Monoculture crops cannot support a healthy soil ecosystem. A healthy soil requires a broad mix of plant types, grasses, legumes, sedges and forbes make up a natural grassland ecosystem. Farmers experimenting with mixed 'cocktail' crops have noticed the biggest improvements in soil health as they move toward 8+ species mixes, with significant gains to be found with 12-25 species mixes.

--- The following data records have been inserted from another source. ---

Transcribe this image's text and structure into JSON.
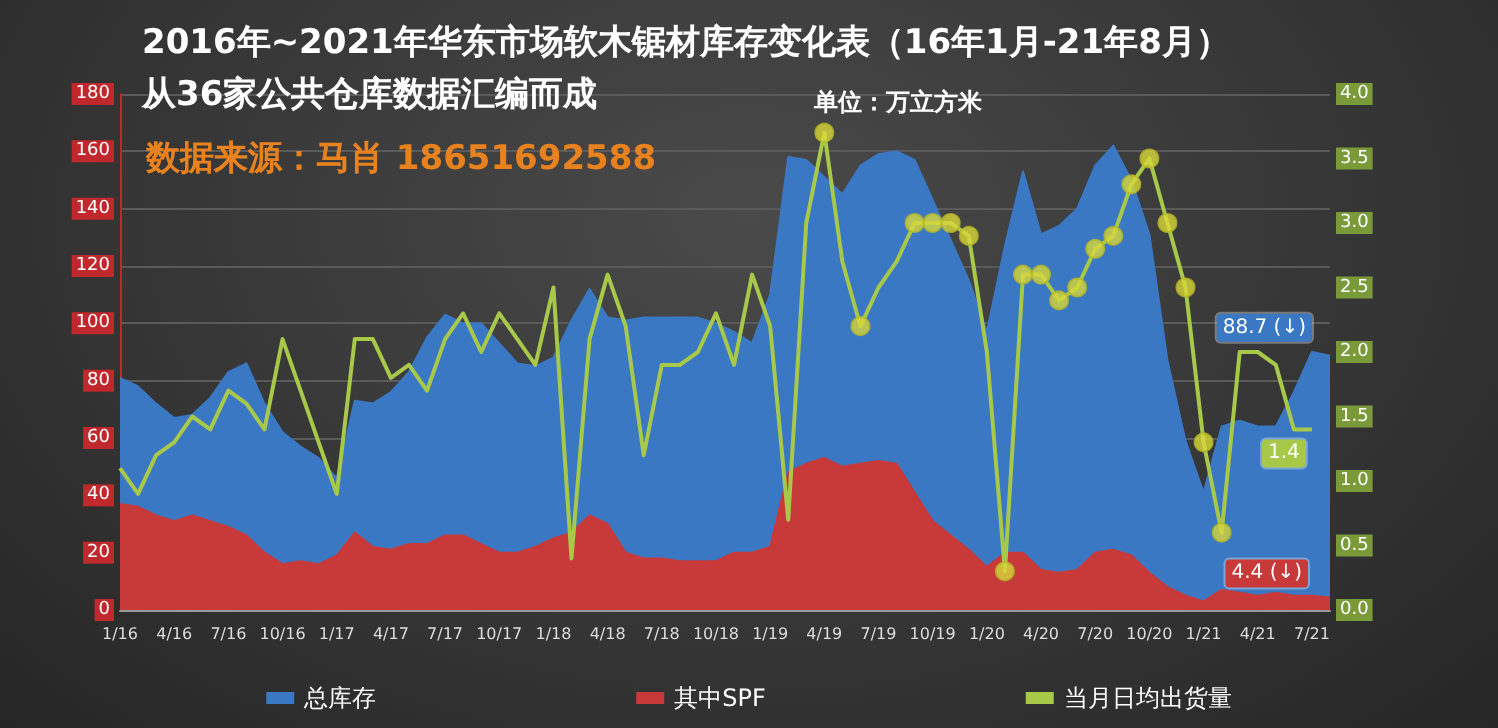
{
  "chart_data": {
    "type": "area",
    "title": "2016年~2021年华东市场软木锯材库存变化表（16年1月-21年8月）",
    "subtitle": "从36家公共仓库数据汇编而成",
    "annotations": [
      "单位：万立方米",
      "数据来源：马肖 18651692588"
    ],
    "categories": [
      "1/16",
      null,
      null,
      "4/16",
      null,
      null,
      "7/16",
      null,
      null,
      "10/16",
      null,
      null,
      "1/17",
      null,
      null,
      "4/17",
      null,
      null,
      "7/17",
      null,
      null,
      "10/17",
      null,
      null,
      "1/18",
      null,
      null,
      "4/18",
      null,
      null,
      "7/18",
      null,
      null,
      "10/18",
      null,
      null,
      "1/19",
      null,
      null,
      "4/19",
      null,
      null,
      "7/19",
      null,
      null,
      "10/19",
      null,
      null,
      "1/20",
      null,
      null,
      "4/20",
      null,
      null,
      "7/20",
      null,
      null,
      "10/20",
      null,
      null,
      "1/21",
      null,
      null,
      "4/21",
      null,
      null,
      "7/21",
      null
    ],
    "series": [
      {
        "name": "总库存",
        "color": "#3a78c4",
        "values": [
          81,
          78,
          72,
          67,
          68,
          74,
          83,
          86,
          72,
          62,
          57,
          53,
          46,
          73,
          72,
          76,
          83,
          95,
          103,
          100,
          100,
          93,
          86,
          85,
          88,
          101,
          112,
          102,
          101,
          102,
          102,
          102,
          102,
          100,
          97,
          93,
          110,
          158,
          157,
          151,
          145,
          155,
          159,
          160,
          157,
          143,
          129,
          115,
          97,
          127,
          153,
          131,
          134,
          140,
          155,
          162,
          150,
          131,
          87,
          59,
          41,
          64,
          66,
          64,
          64,
          76,
          90,
          88.7
        ],
        "value_labels": [
          null,
          null,
          null,
          null,
          null,
          null,
          null,
          null,
          null,
          null,
          null,
          null,
          null,
          null,
          null,
          null,
          null,
          null,
          null,
          null,
          null,
          null,
          null,
          null,
          null,
          null,
          null,
          null,
          null,
          null,
          null,
          null,
          null,
          null,
          null,
          null,
          null,
          null,
          null,
          null,
          null,
          null,
          null,
          null,
          null,
          null,
          null,
          null,
          null,
          null,
          null,
          null,
          null,
          null,
          null,
          null,
          null,
          null,
          null,
          null,
          null,
          null,
          null,
          null,
          null,
          null,
          null,
          "88.7 (↓)"
        ]
      },
      {
        "name": "其中SPF",
        "color": "#c83a3a",
        "values": [
          37,
          36,
          33,
          31,
          33,
          31,
          29,
          26,
          20,
          16,
          17,
          16,
          19,
          27,
          22,
          21,
          23,
          23,
          26,
          26,
          23,
          20,
          20,
          22,
          25,
          27,
          33,
          30,
          20,
          18,
          18,
          17,
          17,
          17,
          20,
          20,
          22,
          48,
          51,
          53,
          50,
          51,
          52,
          51,
          41,
          31,
          26,
          21,
          15,
          20,
          20,
          14,
          13,
          14,
          20,
          21,
          19,
          13,
          8,
          5,
          3,
          7,
          6,
          5,
          6,
          5,
          5,
          4.4
        ],
        "value_labels": [
          null,
          null,
          null,
          null,
          null,
          null,
          null,
          null,
          null,
          null,
          null,
          null,
          null,
          null,
          null,
          null,
          null,
          null,
          null,
          null,
          null,
          null,
          null,
          null,
          null,
          null,
          null,
          null,
          null,
          null,
          null,
          null,
          null,
          null,
          null,
          null,
          null,
          null,
          null,
          null,
          null,
          null,
          null,
          null,
          null,
          null,
          null,
          null,
          null,
          null,
          null,
          null,
          null,
          null,
          null,
          null,
          null,
          null,
          null,
          null,
          null,
          null,
          null,
          null,
          null,
          null,
          null,
          "4.4 (↓)"
        ]
      },
      {
        "name": "当月日均出货量",
        "type": "line",
        "axis": "y2",
        "marker": "none",
        "color": "#a8c84a",
        "values": [
          1.1,
          0.9,
          1.2,
          1.3,
          1.5,
          1.4,
          1.7,
          1.6,
          1.4,
          2.1,
          1.7,
          1.3,
          0.9,
          2.1,
          2.1,
          1.8,
          1.9,
          1.7,
          2.1,
          2.3,
          2.0,
          2.3,
          2.1,
          1.9,
          2.5,
          0.4,
          2.1,
          2.6,
          2.2,
          1.2,
          1.9,
          1.9,
          2.0,
          2.3,
          1.9,
          2.6,
          2.2,
          0.7,
          3.0,
          3.7,
          2.7,
          2.2,
          2.5,
          2.7,
          3.0,
          3.0,
          3.0,
          2.9,
          2.0,
          0.3,
          2.6,
          2.6,
          2.4,
          2.5,
          2.8,
          2.9,
          3.3,
          3.5,
          3.0,
          2.5,
          1.3,
          0.6,
          2.0,
          2.0,
          1.9,
          1.4,
          1.4,
          null
        ],
        "value_labels": [
          null,
          null,
          null,
          null,
          null,
          null,
          null,
          null,
          null,
          null,
          null,
          null,
          null,
          null,
          null,
          null,
          null,
          null,
          null,
          null,
          null,
          null,
          null,
          null,
          null,
          null,
          null,
          null,
          null,
          null,
          null,
          null,
          null,
          null,
          null,
          null,
          null,
          null,
          null,
          null,
          null,
          null,
          null,
          null,
          null,
          null,
          null,
          null,
          null,
          null,
          null,
          null,
          null,
          null,
          null,
          null,
          null,
          null,
          null,
          null,
          null,
          null,
          null,
          null,
          null,
          null,
          "1.4",
          null
        ]
      },
      {
        "type": "scatter",
        "axis": "y2",
        "marker": "circle",
        "color": "#d8d83a",
        "values": [
          null,
          null,
          null,
          null,
          null,
          null,
          null,
          null,
          null,
          null,
          null,
          null,
          null,
          null,
          null,
          null,
          null,
          null,
          null,
          null,
          null,
          null,
          null,
          null,
          null,
          null,
          null,
          null,
          null,
          null,
          null,
          null,
          null,
          null,
          null,
          null,
          null,
          null,
          null,
          3.7,
          null,
          2.2,
          null,
          null,
          3.0,
          3.0,
          3.0,
          2.9,
          null,
          0.3,
          2.6,
          2.6,
          2.4,
          2.5,
          2.8,
          2.9,
          3.3,
          3.5,
          3.0,
          2.5,
          1.3,
          0.6,
          null,
          null,
          null,
          null,
          null,
          null
        ]
      }
    ],
    "ylim": [
      0,
      180
    ],
    "yticks": [
      0,
      20,
      40,
      60,
      80,
      100,
      120,
      140,
      160,
      180
    ],
    "y2lim": [
      0,
      4
    ],
    "y2ticks": [
      {
        "value": 0,
        "label": "0.0"
      },
      0.5,
      {
        "value": 1,
        "label": "1.0"
      },
      1.5,
      {
        "value": 2,
        "label": "2.0"
      },
      2.5,
      {
        "value": 3,
        "label": "3.0"
      },
      3.5,
      {
        "value": 4,
        "label": "4.0"
      }
    ],
    "grid": "y",
    "legend": "bottom"
  }
}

The soil ecosystem is healthiest when there is a living plant root system in the soil for the longest possible time in each growing season. Therefore, a mix that includes cool season grasses and broadleaves, as well as warm season grasses and broadleaves, ensures that the soil biology is being fed by a diverse plant culture throughout the longest growing season possible.
All of which creates and builds healthy soil. Since 1993, the Brown Ranch in North Dakota has taken land with an organic carbon content of only 1.7% and improved it, in some fields, to over 11%. This is significant, not only because it frees us from reliance on synthetic fertilisers to grow our forage crops and vegetables, but because it represents the largest carbon sink known to science.
A 2% increase in soil organic carbon, over the world's agricultural lands, would use up all the CO2 emitted by mankind since the beginning of the industrial revolution. All while building a healthier ecosystem.
Soil heath, it's in everyone's best interests to care about it.